5. Quantitation to determine the neutralizing activity using ImageJ

  1. Download and install the freely available software "ImageJ" (see Table of Materials).
  2. Open the image to be analyzed in ImageJ by selecting File > Open (Figure 2).
  3. If using colored images, convert to grayscale by selecting Image > Type > 8-bit.
  4. Click on Image > Adjust > Threshold. Adjust the threshold until all colored areas are colored in red, but the background is not. Upon adding NBT/BCIP, the colored product will deposit in the area around the cells expressing hPLAP.
    NOTE: It is recommended to use the same threshold setting for all images captured on the same plate.
  5. Click on Analyze > Set Measurements and tick the Area, Limit to Threshold, Area Fraction, and Display label checkboxes and click on Ok.
  6. To determine the signal reading (percentage of coloration) of a given well, click on Analyze > Measure. The '% Area' column of the pop-up window displays the signal reading.
  7. Perform quantitation for all sample replicates. Exclude any contaminated wells, wells showing uneven cell distribution, or wells varying in cell density or lighting.
    ​NOTE: See Supplementary Figure 1 for examples of wells that should be considered for exclusion. Typically, 3-4 wells may require exclusion from a 96-well plate. Figure 2 provides a visual representation of the quantitation process using ImageJ.

figure-protocol-16990
Figure 2: Steps for determining percentage coloration using ImageJ software. (A) Open the image to be analyzed with ImageJ software. (B) Convert the image to 8-bit grayscale. (C) Open the threshold window. (D) Adjust the maximum threshold so all colored areas are covered, but the background area is not (this threshold should be consistent across an entire plate). (E) Select the 'Analyze' dropbox, click on 'Set measurements' and tick 'Area', 'Area fraction', 'Limit threshold' and 'Display label', and click on 'OK'. (F) Click on 'Measure' to measure the covered area. The % area indicates the proportion of the image that was colored. This can then be used with the control samples to determine the TI50 titer. Please click here to view a larger version of this figure.

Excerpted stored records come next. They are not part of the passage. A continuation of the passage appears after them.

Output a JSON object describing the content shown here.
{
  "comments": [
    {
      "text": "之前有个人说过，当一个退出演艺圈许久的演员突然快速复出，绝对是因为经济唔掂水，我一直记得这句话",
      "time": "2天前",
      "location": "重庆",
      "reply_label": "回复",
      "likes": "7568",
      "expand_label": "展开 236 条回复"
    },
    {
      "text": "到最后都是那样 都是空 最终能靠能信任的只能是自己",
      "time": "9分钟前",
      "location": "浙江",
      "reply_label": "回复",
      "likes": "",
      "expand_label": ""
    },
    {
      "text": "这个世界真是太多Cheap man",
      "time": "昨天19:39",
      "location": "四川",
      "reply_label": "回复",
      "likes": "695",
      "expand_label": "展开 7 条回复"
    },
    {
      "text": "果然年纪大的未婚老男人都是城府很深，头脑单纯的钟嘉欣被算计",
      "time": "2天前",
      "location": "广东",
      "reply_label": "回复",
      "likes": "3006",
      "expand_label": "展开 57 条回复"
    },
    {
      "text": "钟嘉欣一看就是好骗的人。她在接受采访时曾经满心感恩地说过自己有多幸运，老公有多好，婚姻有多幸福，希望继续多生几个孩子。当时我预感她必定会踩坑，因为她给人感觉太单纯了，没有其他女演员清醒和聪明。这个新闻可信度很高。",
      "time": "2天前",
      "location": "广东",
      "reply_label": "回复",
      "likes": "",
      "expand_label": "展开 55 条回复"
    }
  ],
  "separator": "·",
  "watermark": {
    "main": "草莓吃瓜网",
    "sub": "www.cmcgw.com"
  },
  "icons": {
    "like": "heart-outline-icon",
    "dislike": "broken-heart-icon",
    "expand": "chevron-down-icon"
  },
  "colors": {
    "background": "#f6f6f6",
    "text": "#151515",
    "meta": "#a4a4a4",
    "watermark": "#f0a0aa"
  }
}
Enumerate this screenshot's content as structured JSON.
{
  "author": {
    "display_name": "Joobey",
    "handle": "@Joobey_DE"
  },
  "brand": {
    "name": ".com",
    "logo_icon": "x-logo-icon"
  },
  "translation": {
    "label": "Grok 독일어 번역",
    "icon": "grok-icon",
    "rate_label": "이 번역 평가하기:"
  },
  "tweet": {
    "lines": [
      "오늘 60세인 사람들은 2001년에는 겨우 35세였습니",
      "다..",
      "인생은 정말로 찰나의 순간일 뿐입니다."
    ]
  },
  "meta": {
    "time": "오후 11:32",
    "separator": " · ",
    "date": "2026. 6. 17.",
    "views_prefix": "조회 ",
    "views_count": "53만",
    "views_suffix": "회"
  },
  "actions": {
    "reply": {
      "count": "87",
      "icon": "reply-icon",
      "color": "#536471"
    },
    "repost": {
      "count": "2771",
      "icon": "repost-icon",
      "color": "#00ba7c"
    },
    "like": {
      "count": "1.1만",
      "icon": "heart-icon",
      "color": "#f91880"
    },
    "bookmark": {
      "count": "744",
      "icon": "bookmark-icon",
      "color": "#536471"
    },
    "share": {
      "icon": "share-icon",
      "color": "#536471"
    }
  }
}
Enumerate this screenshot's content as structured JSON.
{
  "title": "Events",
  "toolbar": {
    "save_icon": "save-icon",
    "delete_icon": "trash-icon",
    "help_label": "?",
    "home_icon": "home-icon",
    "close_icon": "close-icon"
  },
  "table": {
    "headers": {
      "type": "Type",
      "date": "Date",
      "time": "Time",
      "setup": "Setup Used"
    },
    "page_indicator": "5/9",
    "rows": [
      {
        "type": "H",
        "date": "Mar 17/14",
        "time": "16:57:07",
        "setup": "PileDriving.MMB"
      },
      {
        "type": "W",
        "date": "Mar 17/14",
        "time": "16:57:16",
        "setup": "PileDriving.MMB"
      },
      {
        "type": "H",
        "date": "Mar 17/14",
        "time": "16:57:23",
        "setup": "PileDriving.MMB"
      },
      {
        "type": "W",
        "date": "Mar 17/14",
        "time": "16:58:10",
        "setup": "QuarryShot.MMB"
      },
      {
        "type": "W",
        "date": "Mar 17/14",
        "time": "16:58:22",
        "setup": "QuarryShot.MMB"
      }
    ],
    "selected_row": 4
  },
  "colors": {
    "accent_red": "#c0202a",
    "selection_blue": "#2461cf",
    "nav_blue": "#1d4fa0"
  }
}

6. Determination of Transduction Inhibition (TI50) titer

  1. Determine the average readout from replicates (using the steps described in step 5) for the following: (1) Media-only control (baseline signal reading). (2) Virus + media only control (maximum signal reading). (3) Virus + serum samples of interest.
  2. Calculate the percentage of inhibition using the following formula:
    100 - [(Test sample signal readout (virus + serum sample of interest) - baseline signal readout (media only control)) / (maximum signal readout (media and virus only) - baseline signal readout) x 100] = % Transduction inhibition13.
  3. Calculate the % transduction inhibition from all replicates of each dilution for all samples using the formula in 6.2. Determine the average transduction inhibition between the technical replicates for each dilution for all samples and controls.
  4. Calculate the 50% transduction inhibition titer (TI50 titer) of a sample of interest by determining the lowest dilution of the sample that yields 50% or greater transduction inhibition of hPLAP activity. e.g., if a 1/8 dilution of a sample has greater than 50% transduction inhibition based on the calculation performed in 6.2 (and a 1/4 dilution does not), report the TI50 titer as 1/8.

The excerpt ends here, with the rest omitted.